America's image of China changes with whiplash speed. What never changes is the sort of people propounding the images: the Kristofs, the Clintons, the Sandy Bergers; before them, the Alsops, the Trumans, the Dulleses; and back behind them, men whose names are unfamiliar to us but whose sociological and psychological profiles are the same--mandarins of American power, unshakable in their confidence that the natural and transparent truth about China just happens to coincide with America's interests at any given time and to the well-being of the about-to-be-uplifted Chinese masses.

Billionaire-by-marriage Thomas Friedman, naturally, makes an early appearance in The China Fantasy. "China's going to have a free press," he wrote in The Lexus and the Olive Tree, arguing from dialectical inevitability: "Globalization will drive it." Half right: China now has an active financial press. Newspapers that publish freely on politics, however, are shut down--at which point, jabs Mann, the Friedmans of the world seem "to vanish from public view." Same thing, he says, with "initiatives for rule of law": They "have made some progress when it comes to business disputes." Regarding other disputes, however, it's commissars all the way down. "The result could well be a Chinese legal system that offers special protection for foreign investors but not ordinary Chinese individuals."

What a bastard this James Mann is. The Carter Center in Atlanta has praised China's system of village elections; he says it's been suckered. "You can run for office in a single village on your own without any organizational support by going door-to-door, because everybody knows everybody else.
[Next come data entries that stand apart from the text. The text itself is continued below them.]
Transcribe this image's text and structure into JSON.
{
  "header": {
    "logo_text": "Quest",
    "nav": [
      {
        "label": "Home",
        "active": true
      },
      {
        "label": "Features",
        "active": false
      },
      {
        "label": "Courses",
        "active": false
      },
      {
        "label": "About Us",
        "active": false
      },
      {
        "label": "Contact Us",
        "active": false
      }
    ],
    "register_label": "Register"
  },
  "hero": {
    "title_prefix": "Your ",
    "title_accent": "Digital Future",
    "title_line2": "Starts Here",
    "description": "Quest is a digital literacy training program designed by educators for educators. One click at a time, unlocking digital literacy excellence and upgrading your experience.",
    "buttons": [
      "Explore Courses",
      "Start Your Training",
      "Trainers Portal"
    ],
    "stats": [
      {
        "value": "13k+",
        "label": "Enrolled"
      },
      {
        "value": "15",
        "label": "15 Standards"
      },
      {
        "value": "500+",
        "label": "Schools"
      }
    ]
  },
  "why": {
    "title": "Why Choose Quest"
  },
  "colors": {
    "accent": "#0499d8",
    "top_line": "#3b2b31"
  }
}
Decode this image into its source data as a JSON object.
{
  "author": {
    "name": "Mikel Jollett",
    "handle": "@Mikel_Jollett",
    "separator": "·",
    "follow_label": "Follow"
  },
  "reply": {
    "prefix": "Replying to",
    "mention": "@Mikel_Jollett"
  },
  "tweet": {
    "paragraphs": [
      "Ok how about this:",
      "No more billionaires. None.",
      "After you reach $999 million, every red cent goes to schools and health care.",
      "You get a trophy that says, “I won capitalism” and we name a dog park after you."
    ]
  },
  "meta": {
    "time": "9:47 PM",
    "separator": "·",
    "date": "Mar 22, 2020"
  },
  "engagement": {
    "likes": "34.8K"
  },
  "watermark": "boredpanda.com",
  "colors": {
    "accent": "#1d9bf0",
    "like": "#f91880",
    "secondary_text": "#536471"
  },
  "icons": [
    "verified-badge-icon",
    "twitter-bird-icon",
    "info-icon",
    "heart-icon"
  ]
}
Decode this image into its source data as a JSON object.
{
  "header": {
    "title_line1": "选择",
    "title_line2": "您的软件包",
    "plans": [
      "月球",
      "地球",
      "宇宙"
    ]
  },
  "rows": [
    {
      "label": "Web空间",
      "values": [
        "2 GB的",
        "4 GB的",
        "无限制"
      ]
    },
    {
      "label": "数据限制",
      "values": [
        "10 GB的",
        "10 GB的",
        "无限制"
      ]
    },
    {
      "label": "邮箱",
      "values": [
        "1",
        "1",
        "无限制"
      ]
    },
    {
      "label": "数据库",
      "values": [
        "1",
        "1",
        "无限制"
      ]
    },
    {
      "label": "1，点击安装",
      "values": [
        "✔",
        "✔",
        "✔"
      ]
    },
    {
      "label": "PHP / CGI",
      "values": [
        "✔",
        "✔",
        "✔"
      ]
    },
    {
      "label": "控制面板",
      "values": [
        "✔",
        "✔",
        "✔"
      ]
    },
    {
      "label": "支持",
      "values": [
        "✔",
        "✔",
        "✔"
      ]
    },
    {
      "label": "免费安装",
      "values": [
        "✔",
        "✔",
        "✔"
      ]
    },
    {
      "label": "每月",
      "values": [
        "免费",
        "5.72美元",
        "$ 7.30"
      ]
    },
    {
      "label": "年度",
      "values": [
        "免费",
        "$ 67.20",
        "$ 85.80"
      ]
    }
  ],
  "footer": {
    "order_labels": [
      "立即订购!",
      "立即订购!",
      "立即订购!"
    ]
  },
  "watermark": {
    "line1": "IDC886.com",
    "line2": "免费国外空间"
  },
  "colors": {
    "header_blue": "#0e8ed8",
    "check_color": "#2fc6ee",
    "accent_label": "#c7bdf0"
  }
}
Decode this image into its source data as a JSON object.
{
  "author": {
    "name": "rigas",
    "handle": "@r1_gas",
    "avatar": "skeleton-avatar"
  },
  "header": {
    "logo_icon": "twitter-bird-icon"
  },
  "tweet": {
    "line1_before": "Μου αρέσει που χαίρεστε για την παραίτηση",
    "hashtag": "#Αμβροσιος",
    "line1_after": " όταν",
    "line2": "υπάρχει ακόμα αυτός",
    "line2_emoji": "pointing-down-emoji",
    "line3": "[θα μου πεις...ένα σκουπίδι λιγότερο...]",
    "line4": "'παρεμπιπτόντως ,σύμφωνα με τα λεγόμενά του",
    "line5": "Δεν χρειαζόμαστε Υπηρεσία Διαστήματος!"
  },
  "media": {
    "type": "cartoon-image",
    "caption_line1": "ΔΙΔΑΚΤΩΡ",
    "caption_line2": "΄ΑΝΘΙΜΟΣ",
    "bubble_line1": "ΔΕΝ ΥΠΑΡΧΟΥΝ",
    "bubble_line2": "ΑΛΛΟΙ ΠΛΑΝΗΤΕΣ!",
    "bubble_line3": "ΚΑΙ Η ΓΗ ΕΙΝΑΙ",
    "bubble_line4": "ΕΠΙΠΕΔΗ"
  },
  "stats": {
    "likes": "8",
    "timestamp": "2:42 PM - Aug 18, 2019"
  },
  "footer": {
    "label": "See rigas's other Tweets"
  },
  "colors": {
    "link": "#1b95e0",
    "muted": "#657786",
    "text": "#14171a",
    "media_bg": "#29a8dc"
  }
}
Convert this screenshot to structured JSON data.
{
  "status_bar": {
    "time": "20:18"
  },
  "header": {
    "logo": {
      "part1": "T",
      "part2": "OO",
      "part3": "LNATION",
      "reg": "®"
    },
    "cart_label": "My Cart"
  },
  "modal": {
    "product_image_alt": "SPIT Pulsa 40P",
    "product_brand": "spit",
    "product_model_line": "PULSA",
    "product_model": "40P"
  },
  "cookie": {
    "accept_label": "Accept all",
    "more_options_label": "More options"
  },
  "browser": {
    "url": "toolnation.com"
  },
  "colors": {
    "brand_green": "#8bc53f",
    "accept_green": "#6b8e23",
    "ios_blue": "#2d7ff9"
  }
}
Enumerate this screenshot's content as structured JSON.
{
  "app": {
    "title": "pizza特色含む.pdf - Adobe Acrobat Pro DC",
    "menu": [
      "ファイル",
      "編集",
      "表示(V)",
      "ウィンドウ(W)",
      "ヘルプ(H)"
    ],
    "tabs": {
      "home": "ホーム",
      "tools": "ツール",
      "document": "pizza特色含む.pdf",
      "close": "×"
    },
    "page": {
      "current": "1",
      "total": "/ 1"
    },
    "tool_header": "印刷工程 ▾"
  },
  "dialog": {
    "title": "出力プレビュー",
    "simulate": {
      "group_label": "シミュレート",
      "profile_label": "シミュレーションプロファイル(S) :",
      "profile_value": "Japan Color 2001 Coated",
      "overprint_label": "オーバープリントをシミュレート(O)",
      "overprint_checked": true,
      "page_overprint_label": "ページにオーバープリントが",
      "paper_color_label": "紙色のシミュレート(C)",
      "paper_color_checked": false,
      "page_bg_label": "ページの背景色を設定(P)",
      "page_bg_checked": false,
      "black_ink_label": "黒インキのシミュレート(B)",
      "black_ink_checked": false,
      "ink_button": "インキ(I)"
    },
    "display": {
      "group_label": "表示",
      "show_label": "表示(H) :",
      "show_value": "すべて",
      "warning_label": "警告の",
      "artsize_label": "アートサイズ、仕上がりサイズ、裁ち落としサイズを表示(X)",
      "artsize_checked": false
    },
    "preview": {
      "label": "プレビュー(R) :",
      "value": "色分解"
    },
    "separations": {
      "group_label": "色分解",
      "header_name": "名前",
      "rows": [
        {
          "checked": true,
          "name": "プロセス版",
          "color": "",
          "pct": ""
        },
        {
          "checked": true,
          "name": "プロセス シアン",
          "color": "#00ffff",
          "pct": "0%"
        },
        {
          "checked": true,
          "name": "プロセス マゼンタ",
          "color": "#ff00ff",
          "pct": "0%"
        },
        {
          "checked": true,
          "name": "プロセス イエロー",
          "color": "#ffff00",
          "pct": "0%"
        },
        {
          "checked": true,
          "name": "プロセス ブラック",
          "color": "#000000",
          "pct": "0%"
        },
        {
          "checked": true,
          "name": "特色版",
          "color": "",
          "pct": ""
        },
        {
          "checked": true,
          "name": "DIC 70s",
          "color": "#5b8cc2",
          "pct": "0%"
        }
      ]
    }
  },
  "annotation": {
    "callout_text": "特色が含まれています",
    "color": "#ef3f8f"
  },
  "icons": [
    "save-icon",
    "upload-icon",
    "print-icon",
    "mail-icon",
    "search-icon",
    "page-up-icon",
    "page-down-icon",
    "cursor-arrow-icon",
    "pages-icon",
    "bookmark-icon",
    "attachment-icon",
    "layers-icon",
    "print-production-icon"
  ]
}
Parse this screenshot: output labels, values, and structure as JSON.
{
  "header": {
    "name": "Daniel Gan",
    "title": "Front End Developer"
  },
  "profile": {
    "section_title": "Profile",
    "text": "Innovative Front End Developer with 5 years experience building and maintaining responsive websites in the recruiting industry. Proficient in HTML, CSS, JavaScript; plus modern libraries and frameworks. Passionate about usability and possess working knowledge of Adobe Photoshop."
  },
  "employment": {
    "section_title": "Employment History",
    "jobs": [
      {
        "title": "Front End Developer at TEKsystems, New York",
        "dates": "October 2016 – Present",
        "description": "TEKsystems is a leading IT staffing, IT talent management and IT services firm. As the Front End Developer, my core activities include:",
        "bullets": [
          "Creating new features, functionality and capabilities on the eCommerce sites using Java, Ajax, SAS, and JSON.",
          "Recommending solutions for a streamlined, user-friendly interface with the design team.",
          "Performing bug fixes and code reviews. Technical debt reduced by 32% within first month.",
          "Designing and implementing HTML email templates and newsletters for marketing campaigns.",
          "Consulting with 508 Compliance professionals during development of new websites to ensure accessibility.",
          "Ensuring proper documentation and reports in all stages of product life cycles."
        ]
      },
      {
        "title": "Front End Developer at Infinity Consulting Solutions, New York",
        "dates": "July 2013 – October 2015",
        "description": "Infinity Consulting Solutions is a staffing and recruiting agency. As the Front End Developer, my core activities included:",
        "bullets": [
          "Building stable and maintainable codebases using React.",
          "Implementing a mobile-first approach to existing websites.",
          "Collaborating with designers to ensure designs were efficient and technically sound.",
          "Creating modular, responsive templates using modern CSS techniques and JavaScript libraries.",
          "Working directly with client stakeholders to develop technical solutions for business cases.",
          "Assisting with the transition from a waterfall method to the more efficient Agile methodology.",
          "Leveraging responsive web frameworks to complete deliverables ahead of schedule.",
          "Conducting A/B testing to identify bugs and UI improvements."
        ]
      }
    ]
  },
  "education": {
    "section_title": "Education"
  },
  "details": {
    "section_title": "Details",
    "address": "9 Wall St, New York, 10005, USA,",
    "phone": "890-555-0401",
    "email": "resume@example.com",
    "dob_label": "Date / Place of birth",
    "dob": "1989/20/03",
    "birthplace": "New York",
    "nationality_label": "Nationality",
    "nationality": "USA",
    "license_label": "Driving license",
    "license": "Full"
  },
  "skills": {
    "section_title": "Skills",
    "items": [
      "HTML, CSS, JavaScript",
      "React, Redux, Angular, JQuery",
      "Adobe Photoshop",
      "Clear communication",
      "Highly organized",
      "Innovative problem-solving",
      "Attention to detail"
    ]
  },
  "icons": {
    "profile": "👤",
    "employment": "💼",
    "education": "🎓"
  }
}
However, once you try to have an election that covers three villages, you need an organization"--a political party, which is illegal. "In fact, one might even say that allowing village elections helps to strengthen the rule of the Chinese Communist Party, by giving outsiders the appearance that democracy is spreading across China when in fact the party remains as much in political control as it was before."

What easy marks these American mandarins are. China knows it can count on them to swat down critics via a standard lexicon of abuse: They are "China bashers" possessed of a "cold war mentality." The China watchers are also absurdly deferential: "If we reflexively treat the Chinese as a threat, we will answer our own question: They will become a threat," says Newsweek contributing editor Robert Samuelson. "If you treat China as an enemy," says Harvard China hand Joseph Nye, "it will become an enemy."

Economists, those not busy lionizing America's favorite new source of dirt-cheap labor, might recognize this as a perverse set of incentives that hastens undesirable outcomes. "Pick a dictator anywhere on the globe," Mann writes, and you'll find Chinese backing. The Chinese gave Robert Mugabe an honorary degree--and "new surveillance equipment to crack down on Internet traffic and block dissident radio signals." The military regime in Burma has enjoyed consistent backing, as have Uzbek President Islam Karimov (the "body boiler"), the genocidal government of Sudan, even the coup against Mikhail Gorbachev in 1991. Don't raise a fuss: "Any tension between America and China is inherently bad," Mann paraphrases the China watchers, "and is the responsibility of the United States. However, if the confrontation involves intellectual property rights or other U.S. commercial interests, then it is China's fault and is a legitimate issue that must be addressed immediately."

Though it may be that they are not suckers at all: They enjoy a handsome quid pro quo. First Kissinger, then Brent Scowcroft, Madeleine Albright, William Cohen and Sandy Berger--all have set up lucrative China consultancies. So have "ordinary working-level civil servants." Mann singles out Kenneth Lieberthal of the University of Michigan, a former Clinton NSC aide who pontificates wisely against China bashers ("Those who raise alarms focus too much on the problems of success and too little on the problems of failure" is a recent extrusion) without disclosing his employ at Sandy Berger's consulting firm.

Oceania has not always been at peace with East Asia. Back when we were at war, the inevitabilities were reversed. The Chinese, President Eisenhower wrote in his diary in 1955, were "completely reckless, arrogant...completely indifferent as to human losses." "We are going to have to fight the Chinese anyway in 2, 3, 5, or 10 years," advised Kennedy hand Chester Bowles six years later, "and it is just a question of where, when and how."